自由律俳句になりそうな、ならなそうな何かを綴ってみる。物置のような実験室。

アメリカ鱒とベーコン

2017-09-20 21:22:57 | 文もどき
朝靄の中に起き出して、川へ向かう。
片手には釣り竿、背負ったリュックにはフライパンとベーコンを詰めて。
獲物は鱒である。河原の石を組み、道すがら拾い集めた焚き木をくべる。フライパンが熱くなる頃には、ベーコンの脂が充分に溶けだしている。泡だち煮えたベーコンの脂に、腑を抜いた鱒を並べる。なんとなく、軽く粉をはたきつけているように思うが、きっと素のままだろう。
じゅう、とか、じゃぁ、とか香ばしい匂いが漂いはじめる頃には日ものぼり、朝の幻想的な風景画はくっきりとフォーカスのあてられた鮮やかな川べりのフォトグラフに変わる。
私はベーコンを好きで、鱒もまた思い出の中にある味わいだ。だから、特に印象深く残ってもいたのだろう。
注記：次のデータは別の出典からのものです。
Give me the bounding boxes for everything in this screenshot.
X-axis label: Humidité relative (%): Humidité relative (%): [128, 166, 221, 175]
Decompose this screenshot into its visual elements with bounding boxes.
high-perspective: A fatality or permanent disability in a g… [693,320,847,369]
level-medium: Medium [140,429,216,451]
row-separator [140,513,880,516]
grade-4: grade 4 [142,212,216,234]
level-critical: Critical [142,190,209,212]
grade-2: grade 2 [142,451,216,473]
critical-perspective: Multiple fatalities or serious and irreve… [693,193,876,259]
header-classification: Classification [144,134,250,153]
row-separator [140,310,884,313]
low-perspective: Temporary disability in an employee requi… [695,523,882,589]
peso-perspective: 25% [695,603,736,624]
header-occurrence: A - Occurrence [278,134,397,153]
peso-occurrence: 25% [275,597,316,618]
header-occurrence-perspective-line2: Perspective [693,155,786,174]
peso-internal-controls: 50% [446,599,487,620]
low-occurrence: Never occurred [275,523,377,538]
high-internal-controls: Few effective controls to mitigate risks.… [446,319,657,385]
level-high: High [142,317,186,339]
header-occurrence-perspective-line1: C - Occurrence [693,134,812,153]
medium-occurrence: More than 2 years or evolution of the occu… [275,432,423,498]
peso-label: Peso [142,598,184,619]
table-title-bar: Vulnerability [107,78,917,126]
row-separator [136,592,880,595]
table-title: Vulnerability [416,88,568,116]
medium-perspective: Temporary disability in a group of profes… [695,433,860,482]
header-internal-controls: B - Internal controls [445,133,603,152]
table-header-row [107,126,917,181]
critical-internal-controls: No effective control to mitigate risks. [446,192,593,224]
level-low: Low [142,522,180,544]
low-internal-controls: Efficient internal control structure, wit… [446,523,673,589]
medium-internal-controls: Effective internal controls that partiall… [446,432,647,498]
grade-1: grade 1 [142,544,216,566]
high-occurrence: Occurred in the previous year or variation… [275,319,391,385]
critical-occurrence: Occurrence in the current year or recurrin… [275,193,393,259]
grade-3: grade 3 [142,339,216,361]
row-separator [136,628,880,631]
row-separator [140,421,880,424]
「旅行者の朝食」で読んでかなり経ってから、はたと気がついた。
この川べりを漂う朝飯の匂いは、そのままマーク・トゥエインが、リチャード・ブローティガンが、リチャード・スキャリーが、アメリカのワイルドライフを描いたさまざまな人びとの作品の中に流れる匂いだ。しかし、ベーコンから出る脂で鱒を揚げるには、どれほどの大きな塊が用意されているのだろう。それを岩の上か何かでナイフを器用に使って切り分けたのち、使い込んだフライパンになげ入れる。いちばん大きな鱒は、腹を開くとその身はうっすらと桃色がかっている。
鱒を縁が欠けた琺瑯びきの皿にあけ、すっかり脂を失ってカリカリになったベーコンを脇にすくい上げる。なんなら、リュックの中でちぢこまっていた田舎パンを焚き木の余りに挿して炙ってもいい。
フォーク一本で平らげる朝食は、いかばかりのものか。